Dmitri ensured Honor was comfortable in the four-poster bed she’d made up with sheets of crisp white speckled with tiny blue forget-me-nots. Returning to the country with as much stealth as possible, they’d headed immediately to the house Jason had told Dmitri of on his and Honor’s wedding day. The instant Dmitri saw the place, he understood why Jason had been so certain no one would ever come upon them unawares.

It was a fortress created by nature itself.

The mountain had no roads—he and Honor had hiked in up the highly specific path Jason had shared. Any deviation from that path would’ve sent them to impassable cliffs, dangerous rock faces loose with gravel, hidden traps. Built of stone and wood, the house was a part of the environment, while up above was a dark green canopy that let in stray beams of sunlight while concealing the house from aerial view.

Added to that was a sophisticated security system that would alert Dmitri to anyone in the forest or in the sky.

It was the safe place Jason had promised, a place where Dmitri’s wife embraced her new existence as a near immortal. The toxin that would turn her into a vampire had been introduced into her system three hours earlier, with Raphael having left New York under cover of night to fly here to perform the task—a task the archangel would do twice more several weeks apart.

Dmitri would’ve trusted no one else with Honor’s Making, and Raphael had kept his faith, treating Honor with utmost courtesy. Now, only two neat fang marks on her wrist remained as a memento of a choice that would alter her existence, but Dmitri knew the toxin had already begun to reshape her cells, though she wouldn’t feel the burn of the process for another few minutes.

He intended her to be under by then. Everything was ready. From one honey golden arm ran a saline drip he’d set up using medical knowledge he’d accumulated out of curiosity, staving off the boredom of an immortality that had been forced on him.
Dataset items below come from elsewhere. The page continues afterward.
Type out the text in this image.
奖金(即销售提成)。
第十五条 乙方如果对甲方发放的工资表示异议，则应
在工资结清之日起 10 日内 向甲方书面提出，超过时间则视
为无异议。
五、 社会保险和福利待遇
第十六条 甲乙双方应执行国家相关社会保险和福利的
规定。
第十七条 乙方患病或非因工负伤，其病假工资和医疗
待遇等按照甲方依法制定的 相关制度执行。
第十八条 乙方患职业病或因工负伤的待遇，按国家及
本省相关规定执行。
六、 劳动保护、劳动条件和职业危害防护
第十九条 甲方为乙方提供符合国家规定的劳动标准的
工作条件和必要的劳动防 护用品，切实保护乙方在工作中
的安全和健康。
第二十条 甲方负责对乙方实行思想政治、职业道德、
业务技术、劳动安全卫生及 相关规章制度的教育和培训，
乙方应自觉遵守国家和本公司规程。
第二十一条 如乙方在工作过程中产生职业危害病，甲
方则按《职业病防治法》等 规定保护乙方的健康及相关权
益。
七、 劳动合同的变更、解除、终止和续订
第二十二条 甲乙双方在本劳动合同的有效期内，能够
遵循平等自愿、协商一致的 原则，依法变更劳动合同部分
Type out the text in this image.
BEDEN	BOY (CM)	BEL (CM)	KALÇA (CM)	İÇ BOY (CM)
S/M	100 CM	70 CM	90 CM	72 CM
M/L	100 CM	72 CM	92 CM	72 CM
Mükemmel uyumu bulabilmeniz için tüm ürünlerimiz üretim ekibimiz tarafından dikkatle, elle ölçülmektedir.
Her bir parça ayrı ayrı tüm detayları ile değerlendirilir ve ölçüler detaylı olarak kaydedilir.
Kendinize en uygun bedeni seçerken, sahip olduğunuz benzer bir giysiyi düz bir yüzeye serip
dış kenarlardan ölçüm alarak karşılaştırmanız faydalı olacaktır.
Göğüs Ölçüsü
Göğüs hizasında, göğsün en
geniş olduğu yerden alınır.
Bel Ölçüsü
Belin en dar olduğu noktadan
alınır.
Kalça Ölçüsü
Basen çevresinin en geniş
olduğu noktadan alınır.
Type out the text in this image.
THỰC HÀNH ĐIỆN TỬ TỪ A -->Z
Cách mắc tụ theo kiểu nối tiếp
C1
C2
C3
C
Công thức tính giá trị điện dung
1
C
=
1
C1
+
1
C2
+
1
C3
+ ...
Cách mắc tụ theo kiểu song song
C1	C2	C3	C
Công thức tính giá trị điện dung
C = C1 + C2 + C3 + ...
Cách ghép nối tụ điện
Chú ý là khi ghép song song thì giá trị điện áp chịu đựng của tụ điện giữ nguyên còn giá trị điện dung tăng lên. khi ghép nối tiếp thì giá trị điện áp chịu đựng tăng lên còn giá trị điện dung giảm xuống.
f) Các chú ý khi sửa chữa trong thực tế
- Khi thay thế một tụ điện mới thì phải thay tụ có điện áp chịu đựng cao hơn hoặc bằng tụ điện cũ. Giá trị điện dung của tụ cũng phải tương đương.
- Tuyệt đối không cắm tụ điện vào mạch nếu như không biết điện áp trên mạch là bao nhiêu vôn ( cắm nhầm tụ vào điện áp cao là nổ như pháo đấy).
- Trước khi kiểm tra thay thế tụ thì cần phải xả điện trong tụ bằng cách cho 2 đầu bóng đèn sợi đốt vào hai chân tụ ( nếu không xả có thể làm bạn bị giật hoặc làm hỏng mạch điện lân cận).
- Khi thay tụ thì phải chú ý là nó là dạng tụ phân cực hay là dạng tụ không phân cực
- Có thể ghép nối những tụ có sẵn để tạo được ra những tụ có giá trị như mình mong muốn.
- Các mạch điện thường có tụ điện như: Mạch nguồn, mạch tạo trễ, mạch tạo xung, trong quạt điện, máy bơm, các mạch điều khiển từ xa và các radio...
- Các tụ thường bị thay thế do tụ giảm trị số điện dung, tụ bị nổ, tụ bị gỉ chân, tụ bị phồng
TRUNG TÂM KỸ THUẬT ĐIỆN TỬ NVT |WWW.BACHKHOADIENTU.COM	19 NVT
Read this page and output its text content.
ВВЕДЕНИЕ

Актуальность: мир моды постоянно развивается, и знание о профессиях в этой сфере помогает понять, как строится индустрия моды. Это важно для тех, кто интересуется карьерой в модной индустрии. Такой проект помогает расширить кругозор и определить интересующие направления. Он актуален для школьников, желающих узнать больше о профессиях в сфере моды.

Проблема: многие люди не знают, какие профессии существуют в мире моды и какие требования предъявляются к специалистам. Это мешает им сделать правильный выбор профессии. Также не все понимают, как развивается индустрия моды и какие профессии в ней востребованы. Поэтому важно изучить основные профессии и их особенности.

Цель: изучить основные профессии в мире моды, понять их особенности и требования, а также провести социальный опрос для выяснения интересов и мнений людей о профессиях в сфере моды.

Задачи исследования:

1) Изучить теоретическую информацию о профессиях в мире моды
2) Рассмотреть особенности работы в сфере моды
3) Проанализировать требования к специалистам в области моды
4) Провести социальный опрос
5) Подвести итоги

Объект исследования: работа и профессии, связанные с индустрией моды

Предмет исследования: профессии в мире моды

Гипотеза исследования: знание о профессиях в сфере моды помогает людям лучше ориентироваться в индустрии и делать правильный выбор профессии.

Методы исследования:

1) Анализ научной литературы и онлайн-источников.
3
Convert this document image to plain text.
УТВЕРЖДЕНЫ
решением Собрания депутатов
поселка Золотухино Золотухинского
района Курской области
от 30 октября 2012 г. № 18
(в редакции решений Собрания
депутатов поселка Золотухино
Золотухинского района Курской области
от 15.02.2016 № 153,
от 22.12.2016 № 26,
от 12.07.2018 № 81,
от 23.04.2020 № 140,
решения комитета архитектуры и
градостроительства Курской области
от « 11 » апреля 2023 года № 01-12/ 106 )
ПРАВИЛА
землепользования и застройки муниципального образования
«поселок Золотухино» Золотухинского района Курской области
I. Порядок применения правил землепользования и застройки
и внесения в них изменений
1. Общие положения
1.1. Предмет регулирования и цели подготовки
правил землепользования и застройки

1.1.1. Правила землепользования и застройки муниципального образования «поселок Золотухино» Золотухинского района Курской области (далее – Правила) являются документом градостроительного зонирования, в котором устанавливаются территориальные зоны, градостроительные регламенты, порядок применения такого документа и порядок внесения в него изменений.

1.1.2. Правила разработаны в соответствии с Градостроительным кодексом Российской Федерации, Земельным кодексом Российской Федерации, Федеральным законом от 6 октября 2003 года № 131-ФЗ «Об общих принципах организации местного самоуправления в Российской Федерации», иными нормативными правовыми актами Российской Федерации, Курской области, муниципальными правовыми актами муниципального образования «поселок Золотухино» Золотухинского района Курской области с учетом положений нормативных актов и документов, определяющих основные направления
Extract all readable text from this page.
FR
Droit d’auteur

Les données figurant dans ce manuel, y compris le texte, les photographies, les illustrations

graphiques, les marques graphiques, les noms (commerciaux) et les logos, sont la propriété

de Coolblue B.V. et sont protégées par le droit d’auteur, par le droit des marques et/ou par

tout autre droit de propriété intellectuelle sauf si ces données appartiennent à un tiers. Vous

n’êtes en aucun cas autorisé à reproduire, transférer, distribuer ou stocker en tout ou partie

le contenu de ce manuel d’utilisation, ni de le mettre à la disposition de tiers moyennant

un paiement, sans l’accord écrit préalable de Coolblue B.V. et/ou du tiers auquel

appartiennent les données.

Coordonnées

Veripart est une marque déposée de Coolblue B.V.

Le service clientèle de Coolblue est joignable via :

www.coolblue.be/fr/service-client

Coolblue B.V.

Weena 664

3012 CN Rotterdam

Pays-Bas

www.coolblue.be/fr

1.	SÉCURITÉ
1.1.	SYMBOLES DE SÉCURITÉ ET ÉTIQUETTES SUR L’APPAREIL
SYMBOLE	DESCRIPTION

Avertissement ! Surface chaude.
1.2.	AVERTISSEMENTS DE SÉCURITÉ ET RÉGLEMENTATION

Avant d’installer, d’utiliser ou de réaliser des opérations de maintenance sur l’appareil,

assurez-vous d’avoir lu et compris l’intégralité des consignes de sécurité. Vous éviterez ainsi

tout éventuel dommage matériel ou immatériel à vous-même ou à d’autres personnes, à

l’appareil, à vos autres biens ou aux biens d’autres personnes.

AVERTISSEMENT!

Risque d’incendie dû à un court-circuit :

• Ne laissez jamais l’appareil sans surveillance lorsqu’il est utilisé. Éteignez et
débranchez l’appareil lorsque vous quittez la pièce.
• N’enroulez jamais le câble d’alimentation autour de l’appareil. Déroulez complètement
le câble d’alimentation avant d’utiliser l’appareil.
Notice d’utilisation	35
There was another line, one that led to a carefully calculated drip of morphine, intended to offset the pain of the transformation.

“Sleep,” he whispered as the haunting midnight green of her eyes began to blur. “I’ll be here when you wake.” It would take roughly three months for the process to complete this way, but it would be a gentle change, not the agony that had turned him into an animal bound in chains that rubbed his skin raw, his flesh exposed to the filth of the room where he’d been kept. “Dream of me.”